A forest of pickleweed
A forest of pickleweed

High salt concentration can disrupt cell function and kill you.  Here again, the gypsies are clever to prevent a briny death.  One feature that defines a plant as a plant is the presence of a large central vacuole in the cell.  These vacuoles are like large storage trunks separated from the cytoplasm and other organelles by a plasma membrane.  Plants shove all kinds of things into these cellular trunks and pickleweed stuffs its vacuole with sodium ions.  The cell is protected because the salts are safely stuffed into the salty trunk.

It is the saltiness of these cellular trunks that I am currently drawn to now.  I pluck a scarlet finger of pickleweed I bite into it.  It is soft, but firm and gives a slight crunch, which is why it’s sometimes called ‘glasswort’.  It’s salty but nothing that excites my taste buds.  Locals tell me people eat it on salads but I’ll be damned if I’ve met anyone who has actually done that.  The wise internet tells me it is sometimes pickled in Great Britain (perhaps where the name ‘pickleweed’ comes from?).

But tell me pickleweed, why the red?  You’ve abandoned your green because you’re breaking down the sun-harvesting chlorophyll as you begin to senesce.  You are winterizing.  But why the reds?  The reds come from your production of a class of pigments called anthocyanins, which come at an energetic cost.  Why spend the energy to make these pigments when you’re nearly dead?  Maybe you are signaling to grazers – perhaps a hungry salad-eater who needs a salty crunch –  that you should be eaten so that your seeds can be carried away?

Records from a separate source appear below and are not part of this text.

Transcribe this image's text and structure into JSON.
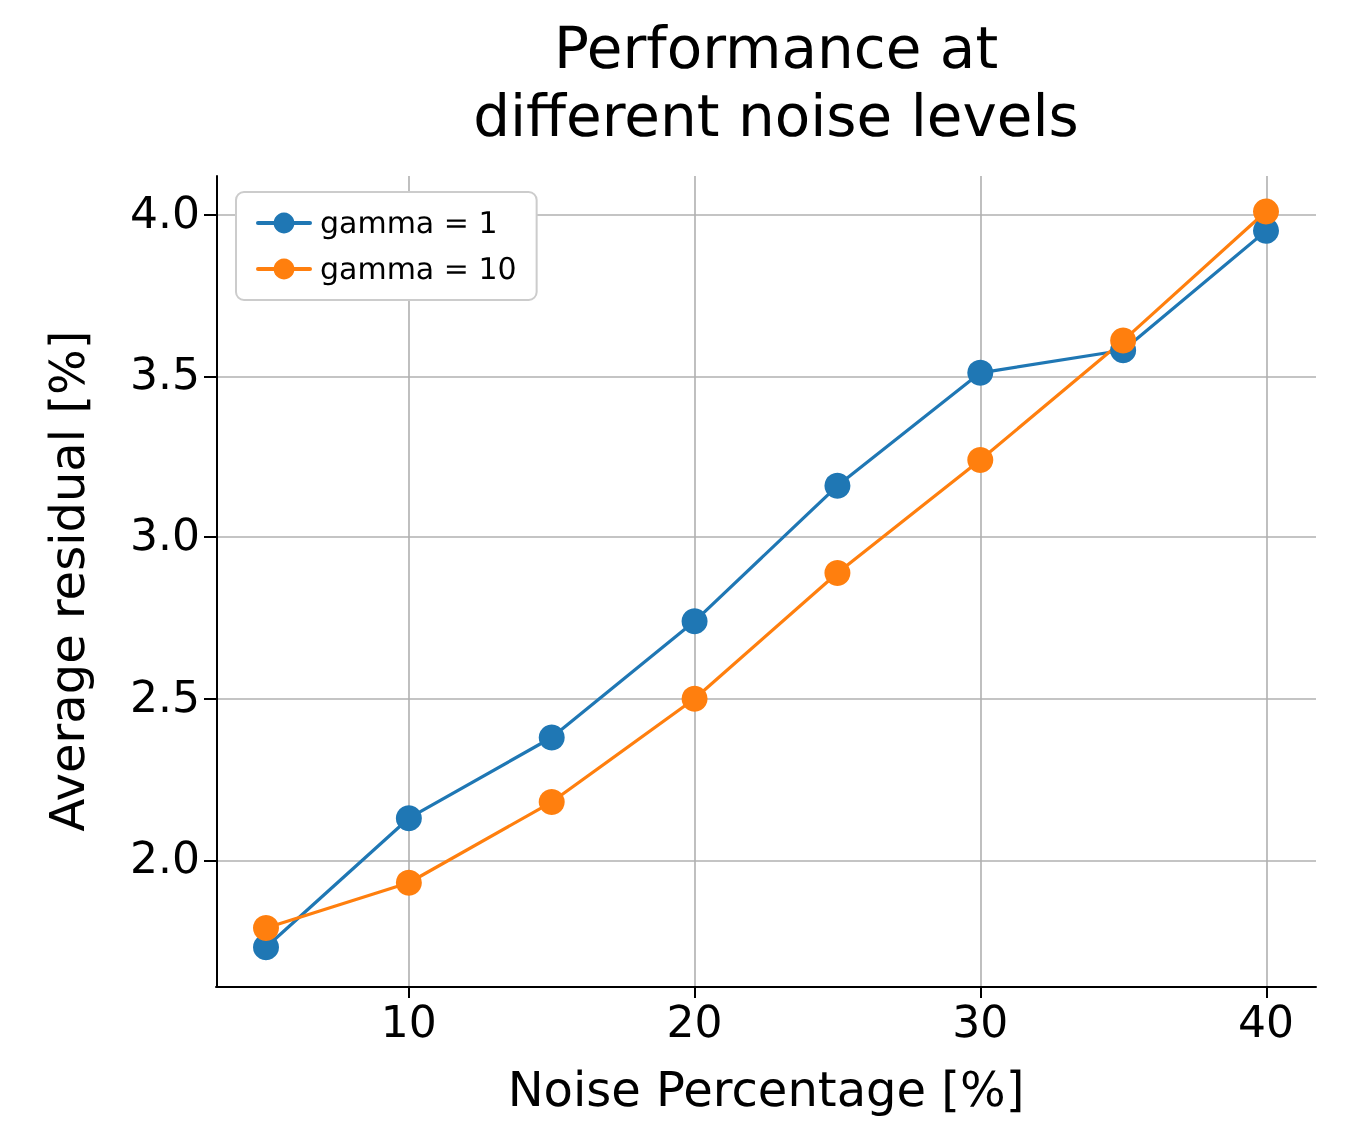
{
  "chart_data": {
    "type": "line",
    "title": "Performance at\ndifferent noise levels",
    "xlabel": "Noise Percentage [%]",
    "ylabel": "Average residual [%]",
    "x": [
      5,
      10,
      15,
      20,
      25,
      30,
      35,
      40
    ],
    "series": [
      {
        "name": "gamma = 1",
        "color": "#1f77b4",
        "values": [
          1.73,
          2.13,
          2.38,
          2.74,
          3.16,
          3.51,
          3.58,
          3.95
        ]
      },
      {
        "name": "gamma = 10",
        "color": "#ff7f0e",
        "values": [
          1.79,
          1.93,
          2.18,
          2.5,
          2.89,
          3.24,
          3.61,
          4.01
        ]
      }
    ],
    "xlim": [
      3.25,
      41.75
    ],
    "ylim": [
      1.61,
      4.12
    ],
    "xticks": [
      10,
      20,
      30,
      40
    ],
    "yticks": [
      {
        "value": 2,
        "label": "2.0"
      },
      2.5,
      {
        "value": 3,
        "label": "3.0"
      },
      3.5,
      {
        "value": 4,
        "label": "4.0"
      }
    ],
    "grid": true,
    "legend": "top left",
    "marker": "circle",
    "line_style": "solid"
  }
}
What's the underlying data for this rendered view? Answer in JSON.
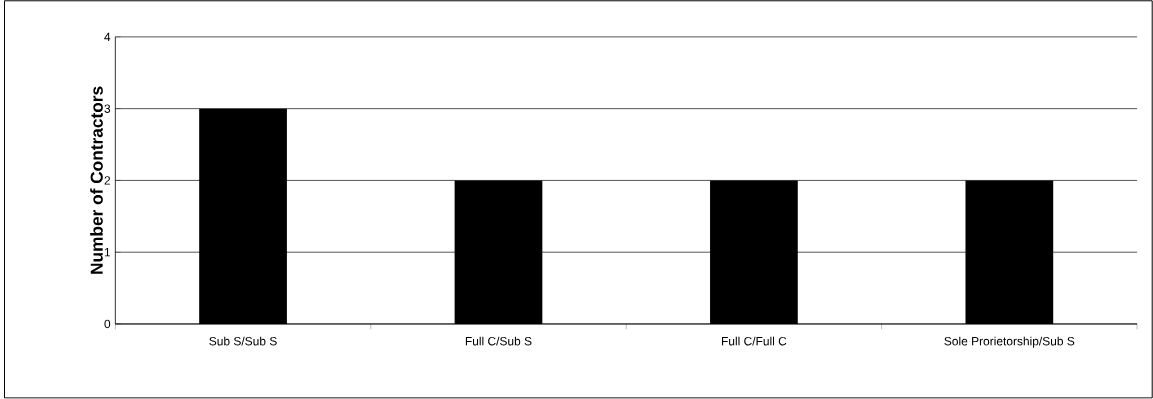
{
  "chart_data": {
    "type": "bar",
    "ylabel": "Number of Contractors",
    "categories": [
      "Sub S/Sub S",
      "Full C/Sub S",
      "Full C/Full C",
      "Sole Prorietorship/Sub S"
    ],
    "values": [
      3,
      2,
      2,
      2
    ],
    "color": "#000000",
    "ylim": [
      0,
      4
    ],
    "yticks": [
      0,
      1,
      2,
      3,
      4
    ],
    "grid": "y"
  }
}
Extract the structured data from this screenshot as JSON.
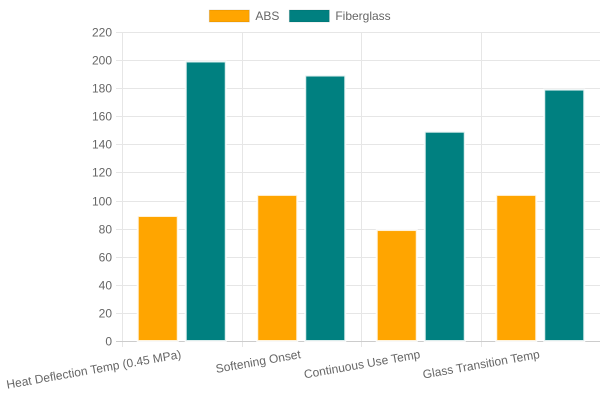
{
  "chart_data": {
    "type": "bar",
    "categories": [
      "Heat Deflection Temp (0.45 MPa)",
      "Softening Onset",
      "Continuous Use Temp",
      "Glass Transition Temp"
    ],
    "series": [
      {
        "name": "ABS",
        "values": [
          89,
          104,
          79,
          104
        ],
        "color": "#FFA500"
      },
      {
        "name": "Fiberglass",
        "values": [
          199,
          189,
          149,
          179
        ],
        "color": "#008080"
      }
    ],
    "title": "",
    "xlabel": "",
    "ylabel": "",
    "ylim": [
      0,
      220
    ],
    "yticks": [
      0,
      20,
      40,
      60,
      80,
      100,
      120,
      140,
      160,
      180,
      200,
      220
    ],
    "grid": true,
    "legend_position": "top"
  }
}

The pickleweed gives me no clues to this mystery.  Perhaps one of you out there know better.

I pluck another red finger, which has many joints called nodes, and break the finger at one of those nodes.  It snaps and reveals two white circles.  Seeds.  The plant will soon lose its succulence, desiccate and release its seeds.  The seeds are the true gypsy form and they will caravan on the tides until they find their own one inch of marsh soil to call home next year.

A version of this blog first appeared on New Leaf.

by David

3 Responses

  1. Austin

    Maybe its a grazing thing…but personally, I much prefer grazing on the green salicornia compared to the red salicornia. I feel like the red stuff can taste a bit rotten and is a little less juicy.

    I learned so much from this post!

    • tideproject

      Hi Austin! Thanks for reading. To my palate, there is no difference between the two colors – salty and maybe slightly tart. I don’t think the grazer-dispersal hypothesis is correct for why this species is red in the fall. I think it’s more the sunscreen effect of anthocyanins that protect plant tissues from bright light giving the plant time to break down the chlorophyll into nitrogen components. What doesn’t make sense is to me is why an annual plant would ‘store’ nitrogen. Unlike a perennial, it’s not storing that nitrogen for next years use. At least as I understand how annuals work.